Today, the House will vote on H.R. 6729, legislation which, in the name of stopping human trafficking, gives the government new powers to see your personal financial data without a warrant and could even cause you to lose access to the banking system without due process.
Campaign for Liberty members should call their representatives and tell them to vote no on H.R. 6729.
Here is the Liberty Caucus statement opposing the bill:
September 25, 2018
The House Liberty Caucus urges opposition to H.R. 6729, Empowering Financial Institutions to Fight Human Trafficking Act of 2018, which takes language from the Patriot Act to authorize more warrantless collection and sharing of Americans’ data, aggressively preempts state laws, and invites due process violations.
Relying on Section 314 of the Patriot Act, the Department of the Treasury has decided that it can, without a warrant or other legal process, force tens of thousands of companies to search their records on law enforcement’s behalf and hand over information on their customers’ accounts and transactions. The law is currently limited to terrorism and money laundering investigations, but the Treasury has sought unsuccessfully to amend the law to include other crimes.

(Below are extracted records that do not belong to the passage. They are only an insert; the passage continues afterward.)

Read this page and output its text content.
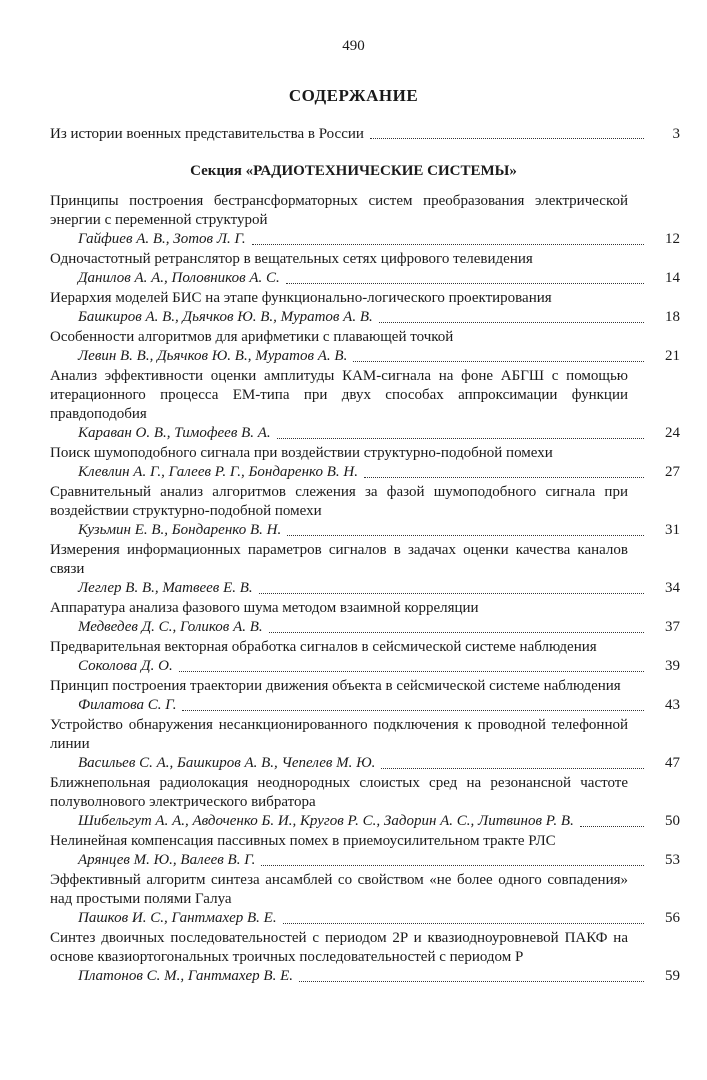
490
СОДЕРЖАНИЕ
Из истории военных представительства в России	3
Секция «РАДИОТЕХНИЧЕСКИЕ СИСТЕМЫ»
Принципы построения бестрансформаторных систем преобразования электрической энергии с переменной структурой
Гайфиев А. В., Зотов Л. Г.	12
Одночастотный ретранслятор в вещательных сетях цифрового телевидения
Данилов А. А., Половников А. С.	14
Иерархия моделей БИС на этапе функционально-логического проектирования
Башкиров А. В., Дьячков Ю. В., Муратов А. В.	18
Особенности алгоритмов для арифметики с плавающей точкой
Левин В. В., Дьячков Ю. В., Муратов А. В.	21
Анализ эффективности оценки амплитуды КАМ-сигнала на фоне АБГШ с помощью итерационного процесса ЕМ-типа при двух способах аппроксимации функции правдоподобия
Караван О. В., Тимофеев В. А.	24
Поиск шумоподобного сигнала при воздействии структурно-подобной помехи
Клевлин А. Г., Галеев Р. Г., Бондаренко В. Н.	27
Сравнительный анализ алгоритмов слежения за фазой шумоподобного сигнала при воздействии структурно-подобной помехи
Кузьмин Е. В., Бондаренко В. Н.	31
Измерения информационных параметров сигналов в задачах оценки качества каналов связи
Леглер В. В., Матвеев Е. В.	34
Аппаратура анализа фазового шума методом взаимной корреляции
Медведев Д. С., Голиков А. В.	37
Предварительная векторная обработка сигналов в сейсмической системе наблюдения
Соколова Д. О.	39
Принцип построения траектории движения объекта в сейсмической системе наблюдения
Филатова С. Г.	43
Устройство обнаружения несанкционированного подключения к проводной телефонной линии
Васильев С. А., Башкиров А. В., Чепелев М. Ю.	47
Ближнепольная радиолокация неоднородных слоистых сред на резонансной частоте полуволнового электрического вибратора
Шибельгут А. А., Авдоченко Б. И., Кругов Р. С., Задорин А. С., Литвинов Р. В.	50
Нелинейная компенсация пассивных помех в приемоусилительном тракте РЛС
Арянцев М. Ю., Валеев В. Г.	53
Эффективный алгоритм синтеза ансамблей со свойством «не более одного совпадения» над простыми полями Галуа
Пашков И. С., Гантмахер В. Е.	56
Синтез двоичных последовательностей с периодом 2P и квазиодноуровневой ПАКФ на основе квазиортогональных троичных последовательностей с периодом P
Платонов С. М., Гантмахер В. Е.	59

H.R. 6729 copies language from Section 314 and applies it to whole new categories of information, broadening the range of customers’ personal information that the government may unilaterally demand without probable cause or a warrant. This expansion further erodes Americans’ Fourth Amendment-secured right against warrantless searches, and it continues the government’s troubling practice of ignoring the Fourth Amendment’s particularity requirement and instead forcing companies to query billions of Americans’ records, the vast majority of which belong to completely innocent people.
Like Section 314, H.R. 6729 also provides legal immunity for those who participate in the Treasury’s data-sharing programs, including nonprofits, law enforcement, and financial institutions (which, in addition to traditional financial institutions, can include a broad range of other entities, such as travel agencies, jewelers, car dealers, and other companies designated by the Treasury). Even when the company and its customer are within the same state, H.R. 6729 preempts the applicable state laws—overturning the state’s discretion in writing and enforcing their privacy and defamation laws—and it allows companies to share customer information with each other, even if their consumer agreements include privacy provisions that preclude such sharing.
This immunity also risks due process violations by preventing legal recourse against nonprofits that share accusations of wrongdoing with financial institutions, regardless of the accuracy or consequences of the disclosure. Even when someone is innocent, the consequences of these disclosures may be severe: Because banks can face significant liability under federal law if they maintain accounts associated with criminal activity, banks often choose to close customer accounts when there is any suspicion of illegality. If a nonprofit shares an accusation with financial institutions through the process created under H.R. 6729, banks may choose to close that person’s accounts, without process or explanation. Even if the person is innocent, the nonprofit cannot be sued for spreading false accusations and effectively blocking the individual from the financial system, and the bill even explicitly prohibits the Treasury from requiring nonprofits to show that an accusation was shared in good faith.